In Spain is where the movie REALLY begins. The first seven hours were just for practice. Here Mac meets a bullfighter named Angel (Andrea Occhipinti), and he is very, how you say, sexy. Like the sheik, Angel is willing to have sex with Mac. (She is on a winning streak!) Angel is able to remain conscious long enough to perform the act, too, and at last Mac is unburdened of her virginity. This is where the star’s husband, writer-director John Derek, gets serious about his craft and films his wife having sex with this man for something like a hundred and seventy-five hours. It is the longest sex scene in the history of cinema, possibly in the history of the world, and also one of the dullest. Did you think it was not possible to get bored watching attractive people copulate? It turns out that it is! John Derek has seen to it! John Derek once heard someone say, “Well, at least the sight of good-looking adult humans fornicating will never grow tiresome,” and John Derek took that as a challenge, he did.

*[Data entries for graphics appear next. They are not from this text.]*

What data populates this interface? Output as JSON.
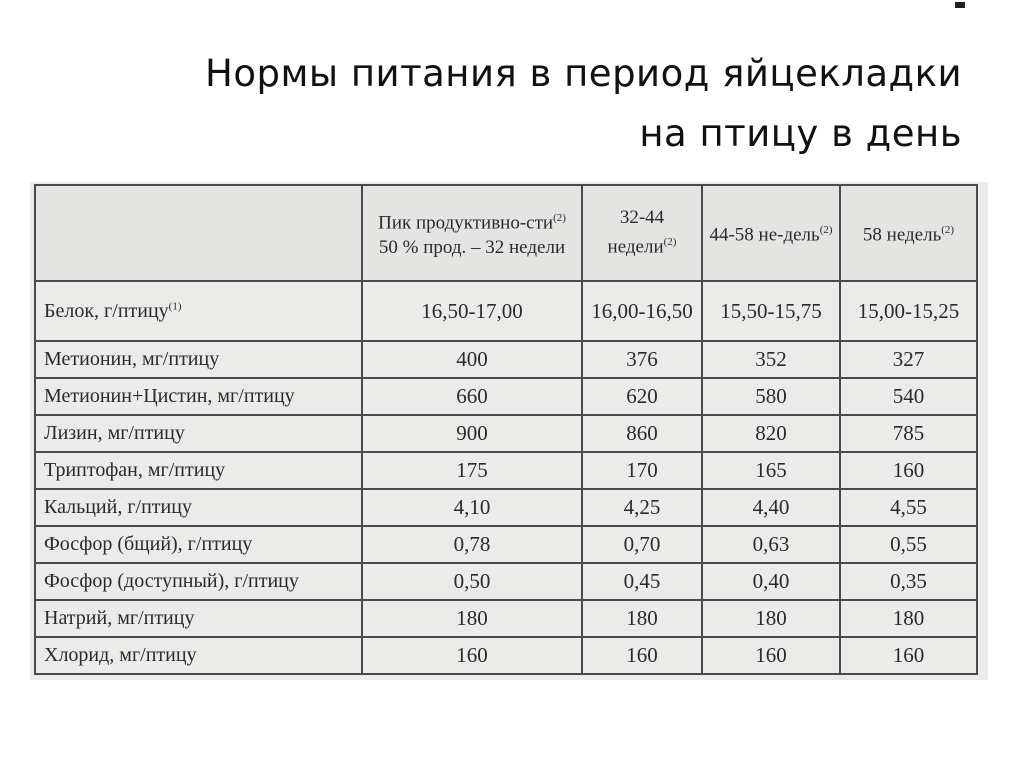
{
  "title": {
    "line1": "Нормы питания в период яйцекладки",
    "line2": "на птицу в день"
  },
  "table": {
    "headers": [
      {
        "text": "",
        "sup": ""
      },
      {
        "text": "Пик продуктивно-сти",
        "sup": "(2)",
        "rest": "50 % прод. – 32 недели"
      },
      {
        "text": "32-44 недели",
        "sup": "(2)"
      },
      {
        "text": "44-58 не-дель",
        "sup": "(2)"
      },
      {
        "text": "58 недель",
        "sup": "(2)"
      }
    ],
    "rows": [
      {
        "label": "Белок, г/птицу",
        "sup": "(1)",
        "values": [
          "16,50-17,00",
          "16,00-16,50",
          "15,50-15,75",
          "15,00-15,25"
        ]
      },
      {
        "label": "Метионин, мг/птицу",
        "values": [
          "400",
          "376",
          "352",
          "327"
        ]
      },
      {
        "label": "Метионин+Цистин, мг/птицу",
        "values": [
          "660",
          "620",
          "580",
          "540"
        ]
      },
      {
        "label": "Лизин, мг/птицу",
        "values": [
          "900",
          "860",
          "820",
          "785"
        ]
      },
      {
        "label": "Триптофан, мг/птицу",
        "values": [
          "175",
          "170",
          "165",
          "160"
        ]
      },
      {
        "label": "Кальций, г/птицу",
        "values": [
          "4,10",
          "4,25",
          "4,40",
          "4,55"
        ]
      },
      {
        "label": "Фосфор (бщий), г/птицу",
        "values": [
          "0,78",
          "0,70",
          "0,63",
          "0,55"
        ]
      },
      {
        "label": "Фосфор (доступный), г/птицу",
        "values": [
          "0,50",
          "0,45",
          "0,40",
          "0,35"
        ]
      },
      {
        "label": "Натрий, мг/птицу",
        "values": [
          "180",
          "180",
          "180",
          "180"
        ]
      },
      {
        "label": "Хлорид, мг/птицу",
        "values": [
          "160",
          "160",
          "160",
          "160"
        ]
      }
    ]
  }
}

Well, now there is drama. You thought the movie would be over once Mac had sex, but that is only because you are accustomed to stories in which protagonists desire something, set out to attain it, face obstacles, achieve their goals, and then the story ends. “Bolero” follows a different structure, one in which the protagonist gets what she wants, and then dithers around for another nine hundred and thirty-eight hours. For no sooner have Angel and Mac completed their tedious assignation than Angel is gored by a bull. It is very sad, and depicted in slow-motion, for maximum sadness. One minute Angel is minding his own business, tormenting an animal for the amusement of others; the next minute he’s got a bull’s horn lodged in his upper thigh. Who could have guessed that a day of cruelty would end in tragedy?

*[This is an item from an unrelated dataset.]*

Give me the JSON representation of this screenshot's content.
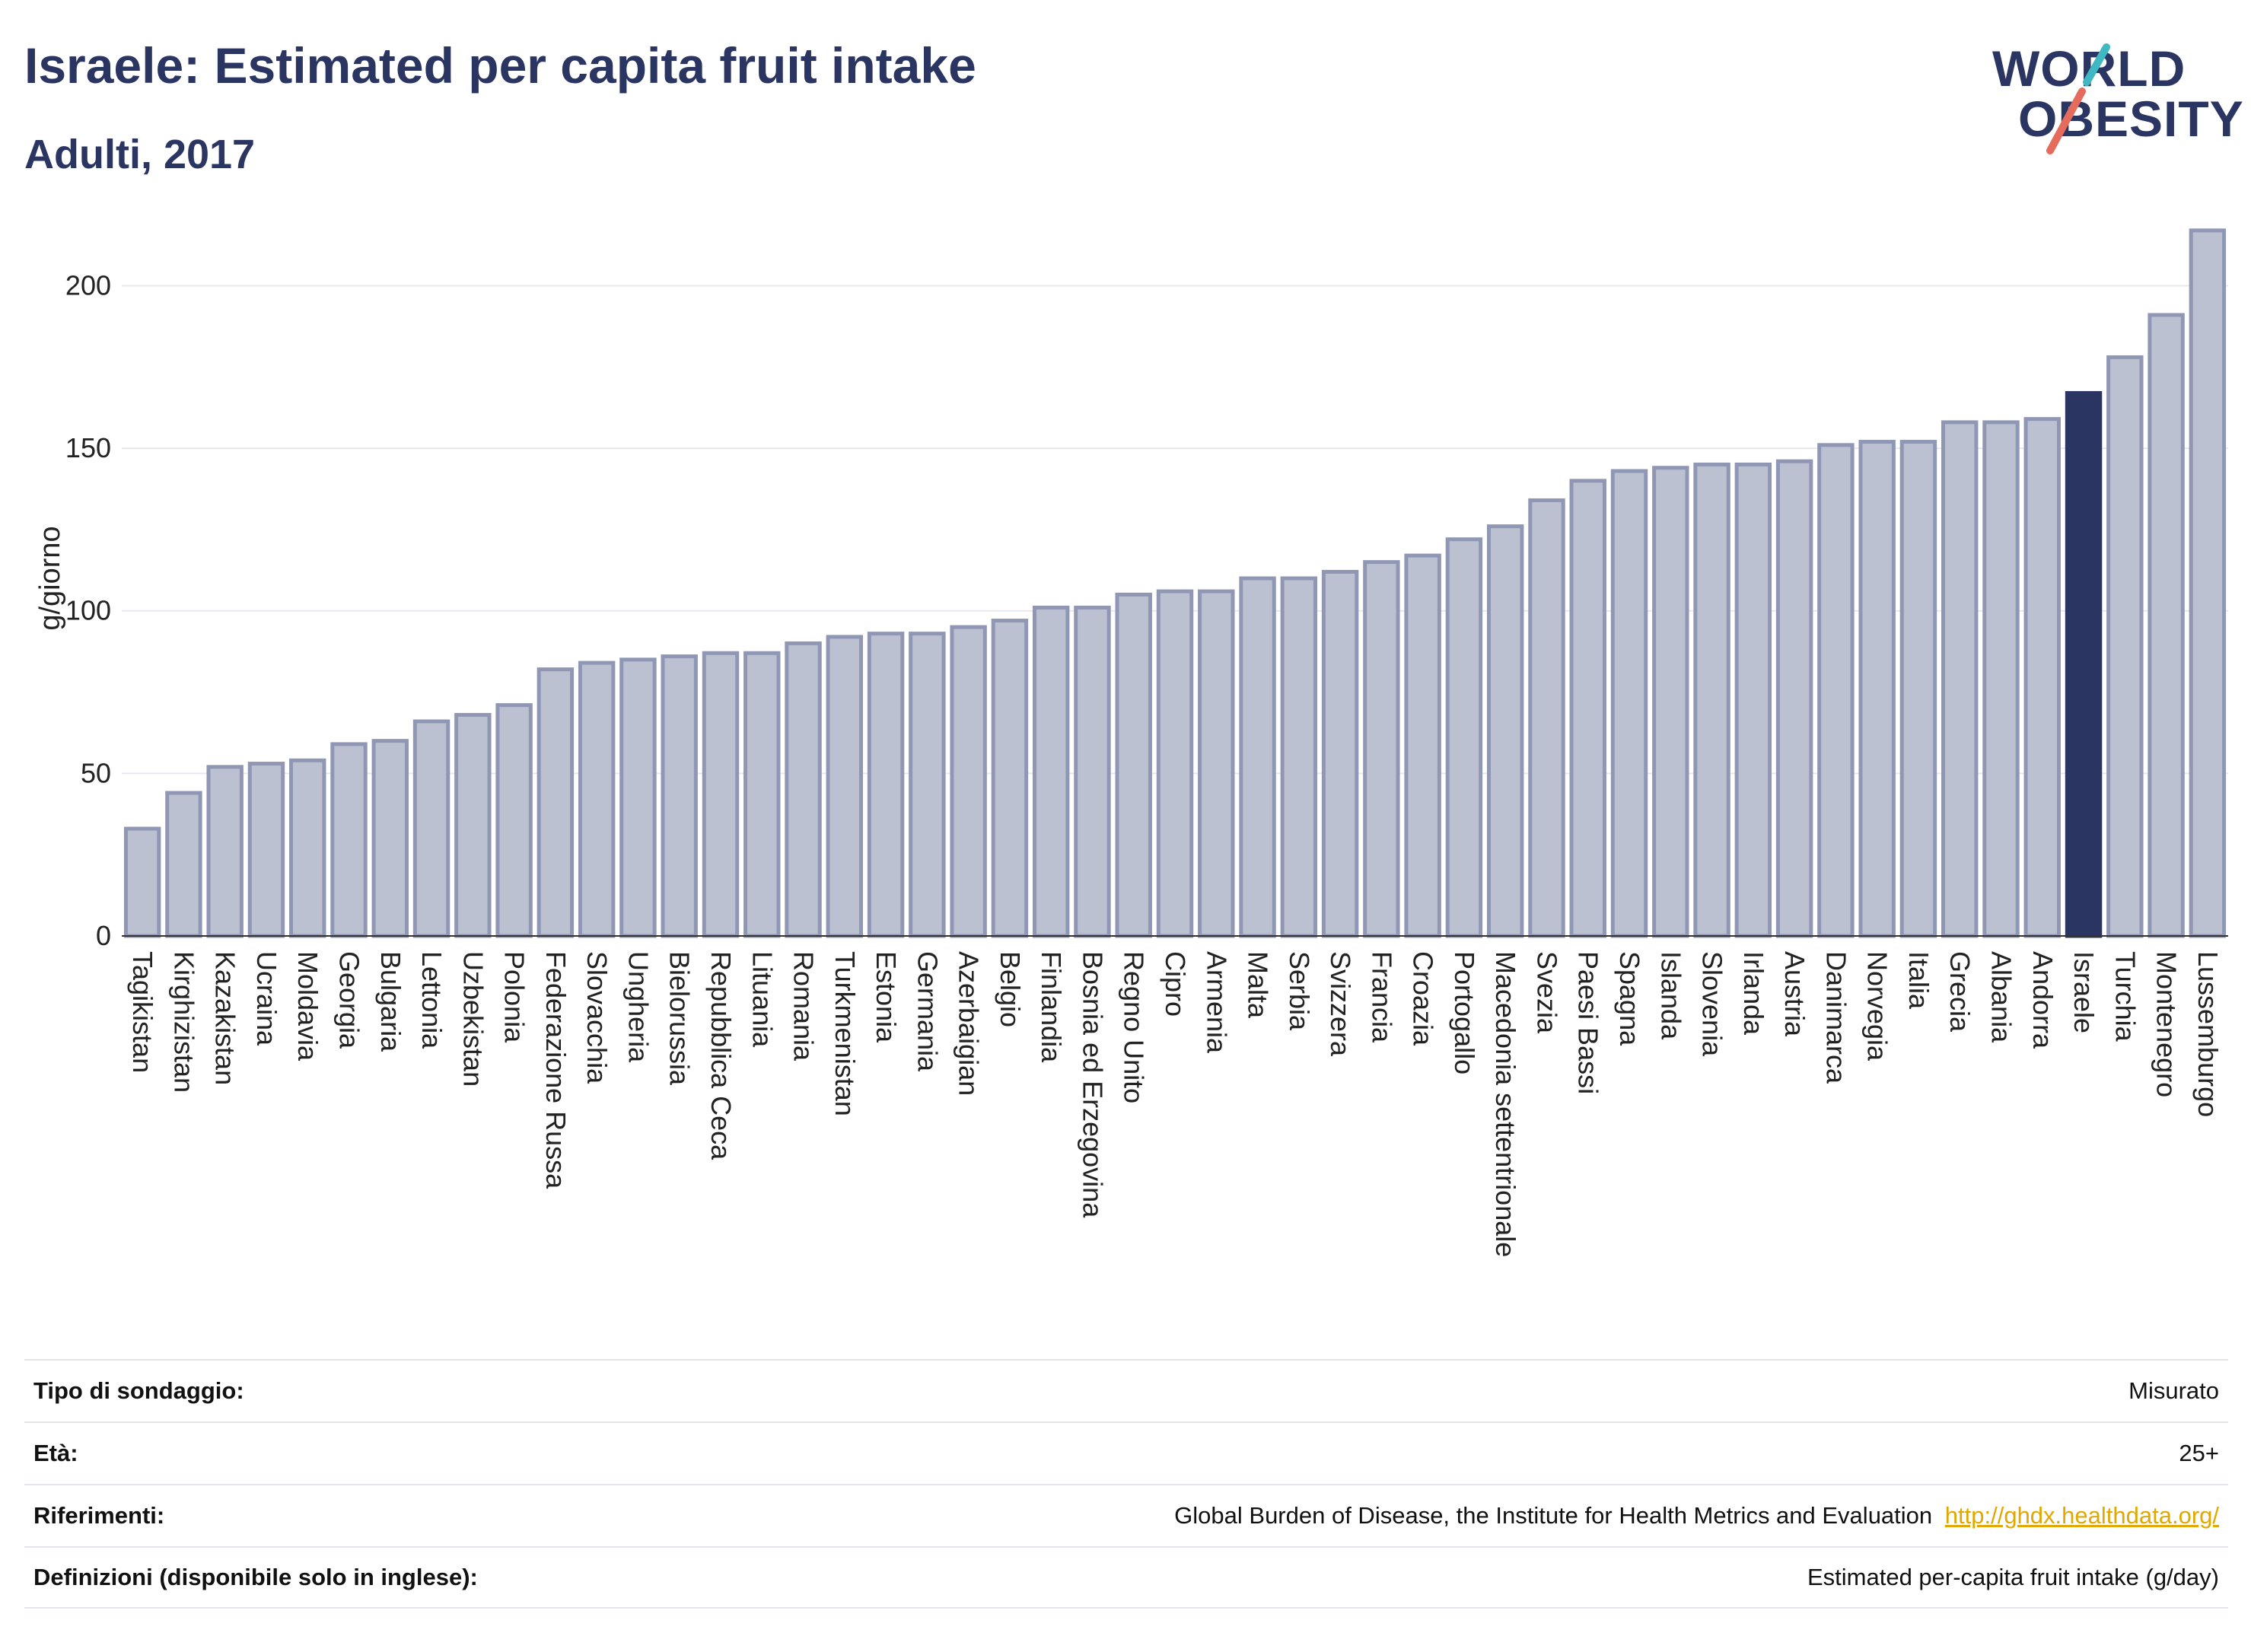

The worst part is, now he can’t make with the sex anymore. This is not exactly explained. We are not led to believe that Li’l Angel itself was damaged, though the injury was definitely in that neighborhood. But for whatever reason, now Angel is impotent. The only solution is for Mac to become a bullfighter herself, thus inspiring Angel to quit being so impotent already and just have some more sex. This method of treatment for erectile dysfunction is controversial within the medical community, but Mac has always been on the cutting edge of science. For example, there is the moment when Angel asks her, “Do you know anything about opium?” and she replies, “Next to nothing — except that it sounds romantic!”

Mac, ladies and gentlemen! Mac.

While this ditz is trying to bullfight Angel back to bonerville, there’s some nonsense with her friend, Catalina, and a Scottish lawyer, who have sex and … well, I guess that’s really all there is to that subplot. Oh, but there’s also a 14-year-old gypsy girl named Paloma (Olivia d’Abo) who is betrothed to Angel? I guess? And she becomes friends with Mac and Catalina, even though Mac is stealing her man? Maybe? And John Derek films her taking a bath, fully nude, even though both the character and the actress are only 14? Yes, that part I’m sure of. The details of the plot are sometimes obscure, but Paloma and Olivia d’Abo are definitely 14, and they are definitely naked, and John Derek was definitely creepy, right up to the day he (creepily) died.

Still, you gotta hand it to the guy. He knew how to make his wife feel special. Ninety percent of the dialogue in “Bolero” consists of men telling Bo Derek how beautiful she is. (The other ten percent is moaning.) John Derek obviously believed his wife was gorgeous and a terrific actress, and he wanted to show the world how right he was, i.e., half.